Though I fear that some might think it
for the worst, my semester in Córdoba
taught me a whole lot of things about
myself. When we’re removed from our
own world of comforts and
predispositions, we learn a lot about
ourselves. Things that can’t be learned
in the classroom. Though I can’t
describe it in discrete terms, I emerged
with a lot better knowledge of who I am
as a person.
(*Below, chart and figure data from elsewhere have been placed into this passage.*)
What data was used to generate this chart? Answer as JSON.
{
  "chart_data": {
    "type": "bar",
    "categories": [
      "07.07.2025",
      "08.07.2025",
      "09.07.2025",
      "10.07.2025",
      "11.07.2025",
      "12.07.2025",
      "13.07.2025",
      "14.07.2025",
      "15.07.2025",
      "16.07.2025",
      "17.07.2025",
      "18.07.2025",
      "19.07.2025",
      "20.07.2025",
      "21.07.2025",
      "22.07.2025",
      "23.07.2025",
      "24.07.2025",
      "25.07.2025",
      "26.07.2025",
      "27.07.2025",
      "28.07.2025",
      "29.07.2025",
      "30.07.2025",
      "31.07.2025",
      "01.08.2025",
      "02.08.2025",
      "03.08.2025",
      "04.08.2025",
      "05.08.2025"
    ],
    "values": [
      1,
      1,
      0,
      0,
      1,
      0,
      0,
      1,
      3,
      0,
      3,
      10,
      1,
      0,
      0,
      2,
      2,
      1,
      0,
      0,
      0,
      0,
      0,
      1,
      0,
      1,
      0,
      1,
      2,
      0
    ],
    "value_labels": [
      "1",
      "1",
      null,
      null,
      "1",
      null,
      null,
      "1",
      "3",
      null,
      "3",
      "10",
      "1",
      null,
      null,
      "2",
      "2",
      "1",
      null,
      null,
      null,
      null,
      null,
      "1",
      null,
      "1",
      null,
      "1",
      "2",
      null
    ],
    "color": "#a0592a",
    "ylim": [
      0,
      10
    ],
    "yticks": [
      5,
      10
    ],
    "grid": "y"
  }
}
I hope that future students
will be able to live through their own
experience and see what they find out
about themselves.
My Spanish is better now that it was when I returned from Argentina, and I’ve spoken to
a wide variety of Spanish speakers from different countries. Still, when I’m walking
down the street here in the U.S. and I hear someone speaking in an Argentine accent, my
heart lights up. Hearing that accent makes me think of home. And though I didn’t
realize it while travelling, I know now that Argentina will always be a second home to
me, somewhere that my heart knows as well as my own country.